ICC leader: Greenland moving too fast into oil and gas
“We have to be careful we don’t pay a terrible price for our independence.”
Aqqaluk Lynge, the head of the Inuit Circumpolar Council’s Greenland section, said this week that his country’s headlong rush into oil and gas development could produce “a terrible price for our independence.” (FILE PHOTO)
Greenland is racing into oil and mineral development before it’s ready, says Greenland’s Inuit Circumpolar Council president, Aqqaluk Lynge.
The self-governing Danish territory hasn’t properly studied the potential impacts of industry and oil drilling on animals and marine life.
“Freedom from Denmark could be a costly affair for the people of Greenland,” Aqqaluk Lynge said in a telephone interview from Nuuk Monday.
“We have to be careful we don’t pay a terrible price for our independence.”
Oil drilling is set to begin off Greenland’s west coast this summer, while aluminum giant Alcoa is pressing to build a smelter near Maniitsoq, and a hydroelectric dam to power it.
Greenland’s home rule government wants to use the royalties from projects like these to wean itself off the $750 million (Canadian dollars) it gets from Denmark each year as a precursor to eventual independence.
But Lynge, a former member of Greenland’s parliament and government minister, said Greenland lacks the “democratic infrastructure” to handle the looming wave of development.
Unlike Nunavut, Greenland didn’t get control of its environment department when it got authority over minerals, oil and gas, Lynge said.
That’s caused a lack of public consultation and allowed representatives from outside to dominate the debate.

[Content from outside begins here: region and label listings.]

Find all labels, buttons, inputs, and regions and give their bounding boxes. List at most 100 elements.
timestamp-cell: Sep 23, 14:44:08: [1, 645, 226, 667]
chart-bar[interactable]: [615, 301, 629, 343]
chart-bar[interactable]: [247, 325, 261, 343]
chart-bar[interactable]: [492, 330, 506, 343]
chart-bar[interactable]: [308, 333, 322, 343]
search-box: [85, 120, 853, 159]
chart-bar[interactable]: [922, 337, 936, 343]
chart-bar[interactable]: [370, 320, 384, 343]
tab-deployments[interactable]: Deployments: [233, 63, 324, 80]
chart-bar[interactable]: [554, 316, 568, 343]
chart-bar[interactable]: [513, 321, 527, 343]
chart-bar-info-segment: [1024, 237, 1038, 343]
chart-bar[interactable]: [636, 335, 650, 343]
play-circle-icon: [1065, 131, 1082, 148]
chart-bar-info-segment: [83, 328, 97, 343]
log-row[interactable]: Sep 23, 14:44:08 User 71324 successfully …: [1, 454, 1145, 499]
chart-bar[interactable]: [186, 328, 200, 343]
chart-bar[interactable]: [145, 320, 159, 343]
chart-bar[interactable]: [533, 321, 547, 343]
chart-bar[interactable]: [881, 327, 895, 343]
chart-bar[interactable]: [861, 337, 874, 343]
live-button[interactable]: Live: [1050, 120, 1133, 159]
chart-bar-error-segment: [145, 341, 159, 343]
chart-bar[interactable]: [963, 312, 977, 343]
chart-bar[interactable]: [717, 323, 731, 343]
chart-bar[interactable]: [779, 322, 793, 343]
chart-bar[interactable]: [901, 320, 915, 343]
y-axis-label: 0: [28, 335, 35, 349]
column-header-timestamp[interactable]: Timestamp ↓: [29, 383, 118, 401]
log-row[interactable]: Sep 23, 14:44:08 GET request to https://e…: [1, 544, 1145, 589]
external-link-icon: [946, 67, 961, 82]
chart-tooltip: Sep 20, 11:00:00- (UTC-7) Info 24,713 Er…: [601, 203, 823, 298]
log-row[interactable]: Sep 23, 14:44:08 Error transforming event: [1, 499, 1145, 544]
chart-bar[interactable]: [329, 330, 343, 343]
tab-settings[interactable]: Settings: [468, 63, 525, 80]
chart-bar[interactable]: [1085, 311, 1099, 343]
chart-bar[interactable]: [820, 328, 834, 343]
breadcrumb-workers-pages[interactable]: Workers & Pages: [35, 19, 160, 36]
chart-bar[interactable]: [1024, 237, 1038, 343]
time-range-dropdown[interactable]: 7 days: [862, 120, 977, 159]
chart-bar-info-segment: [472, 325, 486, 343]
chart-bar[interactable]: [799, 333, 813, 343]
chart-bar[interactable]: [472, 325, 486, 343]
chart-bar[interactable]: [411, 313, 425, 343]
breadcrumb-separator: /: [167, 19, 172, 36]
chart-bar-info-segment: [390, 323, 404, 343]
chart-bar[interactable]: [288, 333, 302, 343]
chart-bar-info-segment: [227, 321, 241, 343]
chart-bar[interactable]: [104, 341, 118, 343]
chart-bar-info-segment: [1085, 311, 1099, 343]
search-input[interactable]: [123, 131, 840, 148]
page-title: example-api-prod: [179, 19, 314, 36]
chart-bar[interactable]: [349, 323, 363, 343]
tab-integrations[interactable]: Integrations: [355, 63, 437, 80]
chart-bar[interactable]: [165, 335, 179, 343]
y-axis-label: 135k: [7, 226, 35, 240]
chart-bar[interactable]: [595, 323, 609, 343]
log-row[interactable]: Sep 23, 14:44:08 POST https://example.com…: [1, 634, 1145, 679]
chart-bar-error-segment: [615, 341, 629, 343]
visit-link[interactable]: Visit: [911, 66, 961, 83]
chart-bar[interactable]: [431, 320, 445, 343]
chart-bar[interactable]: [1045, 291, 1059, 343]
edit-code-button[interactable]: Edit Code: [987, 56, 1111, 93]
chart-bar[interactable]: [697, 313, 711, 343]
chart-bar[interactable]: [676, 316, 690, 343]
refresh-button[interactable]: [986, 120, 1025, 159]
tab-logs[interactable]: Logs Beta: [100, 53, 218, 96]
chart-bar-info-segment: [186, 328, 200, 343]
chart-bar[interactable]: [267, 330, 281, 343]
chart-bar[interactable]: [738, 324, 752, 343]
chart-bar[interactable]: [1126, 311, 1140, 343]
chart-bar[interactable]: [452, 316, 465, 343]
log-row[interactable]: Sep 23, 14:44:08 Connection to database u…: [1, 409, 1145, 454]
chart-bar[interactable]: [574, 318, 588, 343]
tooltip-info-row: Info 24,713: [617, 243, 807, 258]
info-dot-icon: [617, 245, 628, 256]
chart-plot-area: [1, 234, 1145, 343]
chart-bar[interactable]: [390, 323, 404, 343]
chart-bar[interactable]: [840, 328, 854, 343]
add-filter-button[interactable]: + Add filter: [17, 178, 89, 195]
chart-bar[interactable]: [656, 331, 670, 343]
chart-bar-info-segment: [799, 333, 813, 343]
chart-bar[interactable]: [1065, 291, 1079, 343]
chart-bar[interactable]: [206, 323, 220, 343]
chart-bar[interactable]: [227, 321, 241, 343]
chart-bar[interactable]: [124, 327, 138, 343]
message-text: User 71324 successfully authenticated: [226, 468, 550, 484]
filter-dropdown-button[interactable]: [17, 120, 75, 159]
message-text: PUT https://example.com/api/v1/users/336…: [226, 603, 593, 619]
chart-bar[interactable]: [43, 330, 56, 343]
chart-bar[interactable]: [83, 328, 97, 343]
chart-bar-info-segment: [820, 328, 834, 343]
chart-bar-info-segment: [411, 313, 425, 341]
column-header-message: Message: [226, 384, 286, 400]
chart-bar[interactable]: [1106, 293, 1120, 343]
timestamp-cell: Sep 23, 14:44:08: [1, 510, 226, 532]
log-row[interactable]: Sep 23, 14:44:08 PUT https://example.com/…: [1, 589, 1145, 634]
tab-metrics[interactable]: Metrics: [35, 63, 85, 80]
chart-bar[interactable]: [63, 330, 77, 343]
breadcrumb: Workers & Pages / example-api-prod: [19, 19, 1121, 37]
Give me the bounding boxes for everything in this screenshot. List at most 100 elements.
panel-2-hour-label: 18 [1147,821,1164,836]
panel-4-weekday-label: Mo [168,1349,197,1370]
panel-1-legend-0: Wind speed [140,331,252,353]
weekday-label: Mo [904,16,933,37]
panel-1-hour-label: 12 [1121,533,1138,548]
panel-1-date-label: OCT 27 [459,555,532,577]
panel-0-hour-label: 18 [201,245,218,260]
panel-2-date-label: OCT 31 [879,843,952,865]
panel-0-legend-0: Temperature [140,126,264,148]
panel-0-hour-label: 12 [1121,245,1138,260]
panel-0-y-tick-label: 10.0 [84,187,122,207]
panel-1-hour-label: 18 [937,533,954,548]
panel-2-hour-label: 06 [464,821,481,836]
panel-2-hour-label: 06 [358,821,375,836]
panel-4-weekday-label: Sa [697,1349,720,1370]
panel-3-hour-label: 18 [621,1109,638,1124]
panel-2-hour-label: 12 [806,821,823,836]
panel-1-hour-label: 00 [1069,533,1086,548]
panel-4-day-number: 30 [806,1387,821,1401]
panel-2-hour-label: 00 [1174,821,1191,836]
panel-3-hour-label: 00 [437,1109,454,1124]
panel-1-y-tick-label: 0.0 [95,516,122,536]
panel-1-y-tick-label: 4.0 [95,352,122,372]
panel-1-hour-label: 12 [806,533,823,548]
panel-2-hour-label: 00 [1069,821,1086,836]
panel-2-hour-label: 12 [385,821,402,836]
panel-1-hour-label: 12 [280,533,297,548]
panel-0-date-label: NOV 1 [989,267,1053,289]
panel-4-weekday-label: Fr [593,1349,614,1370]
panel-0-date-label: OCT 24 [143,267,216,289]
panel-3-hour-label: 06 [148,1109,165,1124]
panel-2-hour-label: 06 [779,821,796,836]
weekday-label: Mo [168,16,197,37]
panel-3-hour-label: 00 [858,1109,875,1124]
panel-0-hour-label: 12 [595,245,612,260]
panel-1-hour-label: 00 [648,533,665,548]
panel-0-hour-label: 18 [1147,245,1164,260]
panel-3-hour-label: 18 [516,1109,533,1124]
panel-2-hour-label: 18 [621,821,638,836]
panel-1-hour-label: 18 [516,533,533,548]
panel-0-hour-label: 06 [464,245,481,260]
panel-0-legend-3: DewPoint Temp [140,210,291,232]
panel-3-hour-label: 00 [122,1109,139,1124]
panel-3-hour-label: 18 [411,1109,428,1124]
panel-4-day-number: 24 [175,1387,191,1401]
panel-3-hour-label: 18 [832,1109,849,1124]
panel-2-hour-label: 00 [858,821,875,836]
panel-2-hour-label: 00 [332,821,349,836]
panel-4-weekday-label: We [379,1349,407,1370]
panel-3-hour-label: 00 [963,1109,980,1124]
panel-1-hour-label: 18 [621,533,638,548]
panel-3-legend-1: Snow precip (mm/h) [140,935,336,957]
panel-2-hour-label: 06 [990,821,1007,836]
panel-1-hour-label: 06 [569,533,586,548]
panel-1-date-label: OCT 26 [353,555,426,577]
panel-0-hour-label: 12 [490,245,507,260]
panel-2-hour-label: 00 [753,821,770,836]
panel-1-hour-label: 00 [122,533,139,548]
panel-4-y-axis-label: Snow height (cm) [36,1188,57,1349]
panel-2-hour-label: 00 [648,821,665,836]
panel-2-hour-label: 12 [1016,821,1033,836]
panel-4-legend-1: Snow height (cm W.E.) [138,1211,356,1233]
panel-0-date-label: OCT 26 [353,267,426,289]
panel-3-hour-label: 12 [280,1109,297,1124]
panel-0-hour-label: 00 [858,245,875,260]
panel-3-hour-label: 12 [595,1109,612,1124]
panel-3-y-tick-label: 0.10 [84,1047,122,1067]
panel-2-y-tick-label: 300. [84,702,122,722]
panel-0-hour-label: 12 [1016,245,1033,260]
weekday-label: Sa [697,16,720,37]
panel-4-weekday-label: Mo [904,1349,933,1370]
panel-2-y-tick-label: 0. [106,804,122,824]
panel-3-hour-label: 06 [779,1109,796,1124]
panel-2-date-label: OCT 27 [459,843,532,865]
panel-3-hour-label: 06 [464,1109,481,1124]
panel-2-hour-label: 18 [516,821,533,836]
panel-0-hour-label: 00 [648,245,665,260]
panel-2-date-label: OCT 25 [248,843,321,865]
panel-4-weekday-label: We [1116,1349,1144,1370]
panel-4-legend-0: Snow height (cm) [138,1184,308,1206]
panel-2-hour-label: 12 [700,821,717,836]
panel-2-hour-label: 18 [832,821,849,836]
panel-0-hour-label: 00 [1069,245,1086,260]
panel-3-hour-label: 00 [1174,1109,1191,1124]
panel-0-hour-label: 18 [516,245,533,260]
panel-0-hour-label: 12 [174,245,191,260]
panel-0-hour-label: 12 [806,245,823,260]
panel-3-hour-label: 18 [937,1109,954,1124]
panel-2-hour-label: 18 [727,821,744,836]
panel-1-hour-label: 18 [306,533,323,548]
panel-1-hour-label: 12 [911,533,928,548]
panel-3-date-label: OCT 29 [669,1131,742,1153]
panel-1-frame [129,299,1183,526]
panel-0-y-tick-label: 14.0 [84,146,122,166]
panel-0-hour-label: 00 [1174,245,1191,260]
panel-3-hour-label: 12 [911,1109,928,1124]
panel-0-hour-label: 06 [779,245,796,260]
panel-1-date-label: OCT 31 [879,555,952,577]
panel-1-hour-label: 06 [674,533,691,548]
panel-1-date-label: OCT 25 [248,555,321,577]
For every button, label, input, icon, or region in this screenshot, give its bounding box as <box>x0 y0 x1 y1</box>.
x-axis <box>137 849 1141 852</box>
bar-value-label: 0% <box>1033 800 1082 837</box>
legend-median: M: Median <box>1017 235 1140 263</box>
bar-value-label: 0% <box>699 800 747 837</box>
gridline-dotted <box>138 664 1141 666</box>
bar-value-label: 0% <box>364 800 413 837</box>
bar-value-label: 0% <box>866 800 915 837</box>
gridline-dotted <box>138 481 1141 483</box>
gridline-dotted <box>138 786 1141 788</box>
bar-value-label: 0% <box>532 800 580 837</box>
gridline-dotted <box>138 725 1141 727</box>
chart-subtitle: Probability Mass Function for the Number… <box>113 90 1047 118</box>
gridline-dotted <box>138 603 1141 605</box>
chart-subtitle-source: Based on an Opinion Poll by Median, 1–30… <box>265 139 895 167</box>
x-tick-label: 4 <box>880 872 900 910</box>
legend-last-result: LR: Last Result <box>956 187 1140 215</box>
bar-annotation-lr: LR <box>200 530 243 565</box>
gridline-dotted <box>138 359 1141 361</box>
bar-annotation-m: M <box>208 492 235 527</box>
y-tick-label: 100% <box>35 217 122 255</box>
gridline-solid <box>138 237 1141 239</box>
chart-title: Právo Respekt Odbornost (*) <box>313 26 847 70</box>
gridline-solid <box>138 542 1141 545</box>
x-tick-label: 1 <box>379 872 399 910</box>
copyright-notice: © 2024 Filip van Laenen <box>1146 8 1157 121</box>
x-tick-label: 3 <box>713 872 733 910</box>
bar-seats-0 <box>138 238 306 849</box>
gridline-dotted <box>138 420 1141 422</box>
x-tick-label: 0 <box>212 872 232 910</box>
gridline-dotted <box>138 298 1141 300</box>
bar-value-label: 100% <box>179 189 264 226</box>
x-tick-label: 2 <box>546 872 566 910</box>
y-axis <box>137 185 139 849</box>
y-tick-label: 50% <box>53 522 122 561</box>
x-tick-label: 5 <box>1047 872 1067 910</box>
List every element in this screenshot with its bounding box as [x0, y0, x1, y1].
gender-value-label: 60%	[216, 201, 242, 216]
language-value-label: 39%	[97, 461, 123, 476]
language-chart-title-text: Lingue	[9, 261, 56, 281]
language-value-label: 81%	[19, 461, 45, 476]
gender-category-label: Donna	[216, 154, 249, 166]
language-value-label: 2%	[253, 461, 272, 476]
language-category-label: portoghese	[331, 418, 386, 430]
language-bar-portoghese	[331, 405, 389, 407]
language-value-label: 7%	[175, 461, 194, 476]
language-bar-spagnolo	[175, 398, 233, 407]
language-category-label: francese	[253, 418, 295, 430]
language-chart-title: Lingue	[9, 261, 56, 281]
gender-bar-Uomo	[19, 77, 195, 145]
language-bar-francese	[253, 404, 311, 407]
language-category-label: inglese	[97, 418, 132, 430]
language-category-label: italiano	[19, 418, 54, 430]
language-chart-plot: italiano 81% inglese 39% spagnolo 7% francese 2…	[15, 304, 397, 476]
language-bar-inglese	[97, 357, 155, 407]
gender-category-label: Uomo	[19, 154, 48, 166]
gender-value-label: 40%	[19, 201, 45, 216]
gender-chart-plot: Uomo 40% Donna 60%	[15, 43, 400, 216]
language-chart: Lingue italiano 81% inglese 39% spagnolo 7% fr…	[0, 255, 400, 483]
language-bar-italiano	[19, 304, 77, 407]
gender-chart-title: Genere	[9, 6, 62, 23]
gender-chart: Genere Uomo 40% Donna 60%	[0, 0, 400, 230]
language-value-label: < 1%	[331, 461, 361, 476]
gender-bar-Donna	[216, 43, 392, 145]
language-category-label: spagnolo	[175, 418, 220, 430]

“We need a free, prior and informed consent to go ahead with the planning of this kind of bigger projects,” he said, adding ICC Greenland is in favour of development, but at a slower pace.
Lynge is also concerned about the impact of oil drilling on beluga and narwhal populations in the Davis Strait, which Greenlandic hunters share with Nunavut.
Nunavut Tunngavik Inc. is concerned about that too, although Nunavut’s land claim organization is more staunchly pro-development.
James Eetoolook, NTI’s first vice president, said it’s up to the federal government to enforce regulations and ensure Nunavut has the ability to respond to environmental disasters.
“The sea mammals are very fragile and that’s why we’ve been calling on the federal government to make sure they have a good strategy about safety of any kind of transportation of oil or gas,” Eetoolook said.
Lynge said Greenland and Nunavut must work together to plan for more industry and development in the Arctic, which will bear the brunt of any environmental impacts “on top of the climate changes that are taking place.”
“Whatever happens off of Greenland’s west coast is also something that should have the Nunavut government’s [attention],” he said.